In [4]:
# Import necessary libraries
import pandas as pd
import numpy as np
from sklearn.tree import DecisionTreeRegressor
from sklearn.model_selection import train_test_split
from sklearn.preprocessing import StandardScaler
from sklearn.metrics import mean_squared_error, r2_score
import joblib

# Define the Gradient Boosting Regressor class
class GradientBoostingRegressorScratch:
    def __init__(self, n_estimators=100, learning_rate=0.1, max_depth=3):
        self.n_estimators = n_estimators
        self.learning_rate = learning_rate
        self.max_depth = max_depth
        self.trees = []
        self.initial_prediction = None

    def fit(self, X, y):
        # Initialize predictions with the mean of the target variable
        self.initial_prediction = np.mean(y)
        predictions = np.full(y.shape, self.initial_prediction)
        for _ in range(self.n_estimators):
            residuals = y - predictions
            tree = DecisionTreeRegressor(max_depth=self.max_depth)
            tree.fit(X, residuals)
            self.trees.append(tree)
            predictions += self.learning_rate * tree.predict(X)

    def predict(self, X):
        predictions = np.full(X.shape[0], self.initial_prediction)
        for tree in self.trees:
            predictions += self.learning_rate * tree.predict(X)
        return predictions

# Load the dataset
data = pd.read_csv("cost_of_living_us.csv")
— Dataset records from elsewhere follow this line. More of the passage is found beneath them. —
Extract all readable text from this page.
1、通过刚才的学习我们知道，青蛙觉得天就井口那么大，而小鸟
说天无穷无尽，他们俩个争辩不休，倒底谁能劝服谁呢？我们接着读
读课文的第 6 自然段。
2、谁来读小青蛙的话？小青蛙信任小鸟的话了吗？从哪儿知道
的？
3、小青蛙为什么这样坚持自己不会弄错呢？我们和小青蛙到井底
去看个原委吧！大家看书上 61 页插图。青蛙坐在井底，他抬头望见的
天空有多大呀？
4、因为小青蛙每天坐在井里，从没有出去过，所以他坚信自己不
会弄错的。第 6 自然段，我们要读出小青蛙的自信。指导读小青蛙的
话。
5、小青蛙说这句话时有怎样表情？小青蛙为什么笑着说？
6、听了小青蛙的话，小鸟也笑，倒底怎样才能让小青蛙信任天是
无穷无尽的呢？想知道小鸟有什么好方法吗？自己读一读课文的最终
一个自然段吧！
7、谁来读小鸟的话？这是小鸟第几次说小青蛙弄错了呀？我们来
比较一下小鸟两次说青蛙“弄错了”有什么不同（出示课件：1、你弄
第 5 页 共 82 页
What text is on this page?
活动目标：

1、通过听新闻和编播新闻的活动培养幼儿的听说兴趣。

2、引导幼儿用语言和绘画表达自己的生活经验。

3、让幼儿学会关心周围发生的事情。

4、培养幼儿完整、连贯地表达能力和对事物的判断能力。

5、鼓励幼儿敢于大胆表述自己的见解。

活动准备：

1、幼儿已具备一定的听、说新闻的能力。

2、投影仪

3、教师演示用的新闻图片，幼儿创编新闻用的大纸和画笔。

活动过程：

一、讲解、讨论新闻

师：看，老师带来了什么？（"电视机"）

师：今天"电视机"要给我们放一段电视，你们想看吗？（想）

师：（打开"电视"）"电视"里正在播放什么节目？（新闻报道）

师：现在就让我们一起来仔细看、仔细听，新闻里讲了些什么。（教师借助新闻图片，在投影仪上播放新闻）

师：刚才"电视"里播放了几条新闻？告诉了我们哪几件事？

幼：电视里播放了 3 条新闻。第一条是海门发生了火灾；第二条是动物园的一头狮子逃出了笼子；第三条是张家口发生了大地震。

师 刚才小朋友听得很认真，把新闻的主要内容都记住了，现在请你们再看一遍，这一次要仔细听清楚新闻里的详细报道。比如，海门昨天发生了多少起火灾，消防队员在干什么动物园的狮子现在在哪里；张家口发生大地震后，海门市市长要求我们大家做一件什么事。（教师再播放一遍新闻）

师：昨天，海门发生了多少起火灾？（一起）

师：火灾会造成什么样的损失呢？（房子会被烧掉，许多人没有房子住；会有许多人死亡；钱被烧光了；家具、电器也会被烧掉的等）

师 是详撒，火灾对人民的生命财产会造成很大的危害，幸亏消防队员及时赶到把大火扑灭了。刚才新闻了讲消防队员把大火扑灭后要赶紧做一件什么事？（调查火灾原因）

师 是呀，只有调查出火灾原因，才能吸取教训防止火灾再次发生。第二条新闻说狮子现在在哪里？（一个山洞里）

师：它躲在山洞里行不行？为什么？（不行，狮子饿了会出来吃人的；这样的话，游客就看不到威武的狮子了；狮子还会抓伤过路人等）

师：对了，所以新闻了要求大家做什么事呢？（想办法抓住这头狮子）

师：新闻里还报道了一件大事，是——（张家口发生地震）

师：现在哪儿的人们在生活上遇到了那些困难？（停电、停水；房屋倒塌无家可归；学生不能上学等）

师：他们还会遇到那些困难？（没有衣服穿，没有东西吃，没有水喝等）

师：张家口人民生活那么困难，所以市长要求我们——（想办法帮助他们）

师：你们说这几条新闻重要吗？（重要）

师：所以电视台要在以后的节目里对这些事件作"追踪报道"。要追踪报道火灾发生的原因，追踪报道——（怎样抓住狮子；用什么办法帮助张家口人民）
# Define the selected features and target variable
features = ['food_cost', 'other_necessities_cost', 'childcare_cost', 'taxes', 'healthcare_cost']
target = 'total_cost'

# Preprocess data
X = data[features]
y = data[target]

# Handle missing values
X = X.fillna(X.median())

# Standardize the features
scaler = StandardScaler()
X_scaled = scaler.fit_transform(X)

# Split the dataset
X_train, X_test, y_train, y_test = train_test_split(X_scaled, y, test_size=0.2, random_state=42)

# Train the Gradient Boosting model
model = GradientBoostingRegressorScratch(n_estimators=100, learning_rate=0.1, max_depth=3)
model.fit(X_train, y_train)

# Save the model and scaler
joblib.dump(model, "cost_of_living_model.pkl")
joblib.dump(scaler, "scaler.pkl")

# Evaluate the model
y_pred = model.predict(X_test)
mse = mean_squared_error(y_test, y_pred)
r2 = r2_score(y_test, y_pred)

print(f"Mean Squared Error: {mse:.2f}")
print(f"R2 Score: {r2:.2f}")

print("Model and scaler saved successfully!")


Mean Squared Error: 2416151.70
R2 Score: 0.99
Model and scaler saved successfully!